IGF-1 LR3 Hypoglycemia Risk
TL;DR
IGF-1 cross-activates the insulin receptor with significant potency. Hypoglycemia is the most common acute adverse event of IGF-1 therapy (25–42% of mecasermin patients). It can be severe, asymptomatic, and life-threatening — especially in combination with insulin or oral hypoglycemics. CGM monitoring is non-negotiable for any off-label IGF-1 LR3 use context.
Mechanism
IGF-1 binds the IGF-1 receptor (IGF1R) and also cross-activates the insulin receptor (IR), particularly at pharmacologic concentrations.
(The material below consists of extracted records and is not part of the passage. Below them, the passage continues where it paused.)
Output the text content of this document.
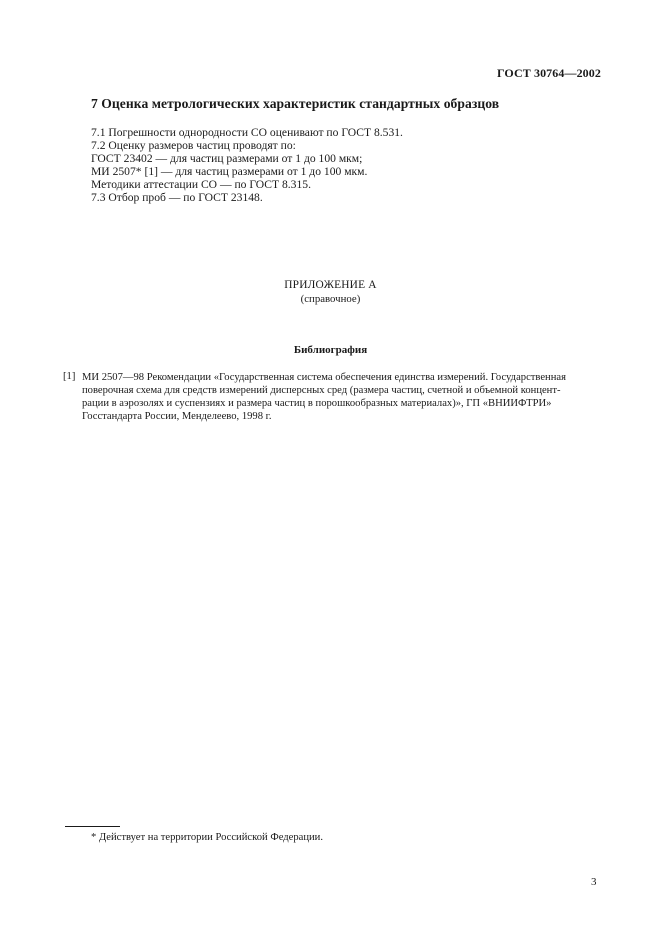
ГОСТ 30764—2002

7 Оценка метрологических характеристик стандартных образцов

7.1 Погрешности однородности СО оценивают по ГОСТ 8.531.

7.2 Оценку размеров частиц проводят по:

ГОСТ 23402 — для частиц размерами от 1 до 100 мкм;

МИ 2507* [1] — для частиц размерами от 1 до 100 мкм.

Методики аттестации СО — по ГОСТ 8.315.

7.3 Отбор проб — по ГОСТ 23148.

ПРИЛОЖЕНИЕ А

(справочное)

Библиография

[1] МИ 2507—98 Рекомендации «Государственная система обеспечения единства измерений. Государственная

поверочная схема для средств измерений дисперсных сред (размера частиц, счетной и объемной концент-

рации в аэрозолях и суспензиях и размера частиц в порошкообразных материалах)», ГП «ВНИИФТРИ»

Госстандарта России, Менделеево, 1998 г.

* Действует на территории Российской Федерации.

3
The insulin receptor cross-activation:
- Suppresses hepatic glucose output (gluconeogenesis and glycogenolysis)
- Increases peripheral glucose utilization (muscle, adipose tissue)
- Can produce hypoglycemia independent of insulin secretion
- IGF-1-induced hypoglycemia is frequently asymptomatic because IGF-1 also suppresses counter-regulatory hormone responses (glucagon, epinephrine, cortisol, growth hormone)
Evidence
- 25–42% of mecasermin (rhIGF-1) patients experience hypoglycemia (FDA label, NBK596664)
- Severe hypoglycemia leading to hypoglycemic seizures is documented (FDA Increlex label 2025)
- Mechanism confirmed in clinical use; IGF-1 is the insulin-like growth factor by name
- All human hypoglycemia data is from native-sequence rhIGF-1 (mecasermin); LR3-specific data is absent but the mechanism is identical
CGM Thresholds and Response
| Threshold (mg/dL) | Classification | Action |
|---|---|---|
| < 55 | Severe hypoglycemia | Stop injection; oral glucose rescue; medical attention if unresponsive |
| < 70 | Hypoglycemia warning | Carb intake recommended; assess pattern |
| < 45 | Medical emergency | IV dextrose protocol; urgent medical attention |
Critical note: IGF-1-induced hypoglycemia can be asymptomatic due to suppressed counter-regulatory hormone responses. Do not rely on symptoms alone. CGM low alerts are the primary detection mechanism.
Risk Amplifiers
- Co-administration with insulin — additive glucose-lowering effect; life-threatening
- Co-administration with sulfonylureas — additive effect
- Co-administration with other glucose-lowering agents (metformin, GLP-1 agonists, SGLT2 inhibitors) — elevated risk; monitor closely
- Fasting state — increased vulnerability
- Children and adolescents — higher risk in pediatric SPIGFD patients
- Reduced food intake — IGF-1 dosing in catabolic or fasting states is particularly dangerous
Vitals Relevance
Glucose Monitoring
- CGM is the appropriate monitoring tool for any off-label IGF-1 LR3 use
- Spot glucose checks are insufficient — IGF-1-induced hypoglycemia can be asymptomatic and nocturnal
- Target: maintain glucose > 70 mg/dL at all times
Wearable Confounds
- Hypoglycemia-related autonomic activation may affect HRV, resting heart rate, and sleep metrics
- Unexplained HRV suppression during IGF-1 use warrants glucose check
- Exercise during IGF-1 use adds hypoglycemia risk (increased glucose utilization)
Coaching Context
- Patients using IGF-1 LR3 off-label should be counseled on:
- Symptoms of hypoglycemia (tremor, sweating, confusion, blurred vision, seizure)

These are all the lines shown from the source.